To this day, the “Cum-Ex” scandal has engaged a committee of inquiry, which is also examining the role of the former mayor of Hamburg. Now the judiciary speaks out.
The Hamburg Public Prosecutor’s Office sees no initial suspicion against Chancellor Olaf Scholz (SPD) in connection with “Cum-Ex” transactions by the Hamburg Warburg Bank for unsworn false statements. With the decision from February announced on Monday, she confirmed an identical decision by the public prosecutor’s office from December last year. The background is an ad by the renowned criminal lawyer Gerhard Strate, who accuses Scholz of having given different information about his memory in the Bundestag Finance Committee and in the Parliamentary Investigation Committee (PUA) of the Hamburg Parliament.
It is about meetings between Scholz and the shareholders of the Warburg Bank, which was involved in the “Cum-Ex” scandal, during his time as Hamburg mayor in 2016 and 2017. According to Strate, the minutes of the Bundestag that have now been made public show that Scholz was involved in surveys in March and July 2020 in the Finance Committee was able to recall the contents of a meeting. In April 2021, Scholz then stated during his first interrogation in front of the Hamburg PUA that he could not remember the meeting at all.
Justice: statements “objectively ambiguous”
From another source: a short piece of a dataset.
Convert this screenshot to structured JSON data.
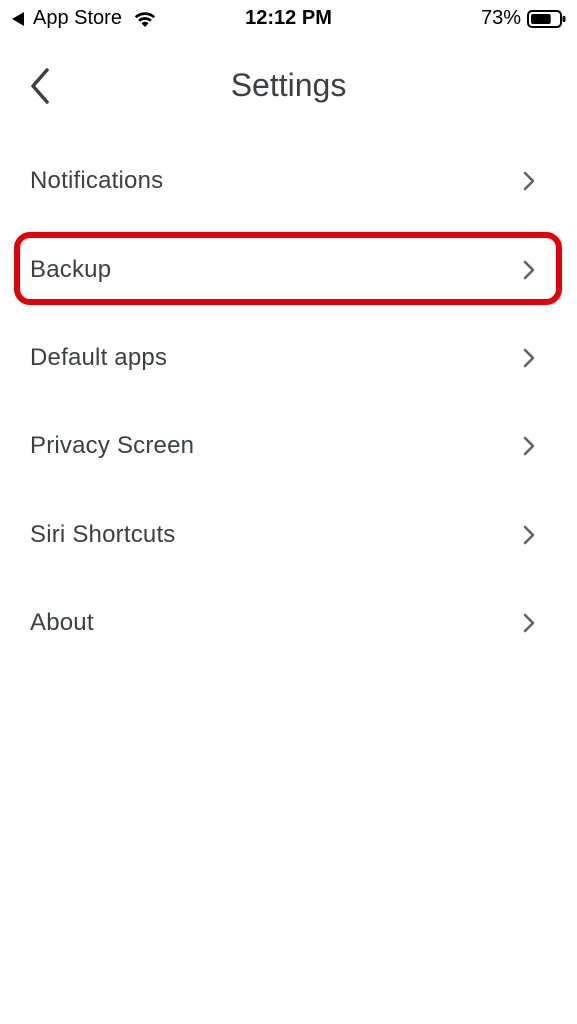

One had come to the conclusion “that no specific memory of the affected Scholz can be derived from the relevant protocols either,” said the public prosecutor’s office. The statements he made in indirect speech are “objectively ambiguous” and are largely based on findings from media reports and published diary entries by Warburg shareholder Christian Olearius. In addition, it cannot be ruled out that the memory gaps that Scholz referred to in the PUA only became apparent after his statements in the finance committee.
The PUA will deal with Scholz’ statements before the Bundestag Finance Committee in April. 38 participants who were present at the time were then invited as witnesses in two sessions.
In the case of “cum-ex” transactions, blocks of shares were shifted back and forth by several participants around the dividend record date with (“cum”) and without (“ex”) a right to a dividend. As a result, tax offices reimbursed capital gains taxes that had not been paid at all. The state suffered billions in damage.
I have been working in the news industry for over 6 years, first as a reporter and now as an editor. I have covered politics extensively, and my work has appeared in major newspapers and online news outlets around the world. In addition to my writing, I also contribute regularly to 24 Hours World.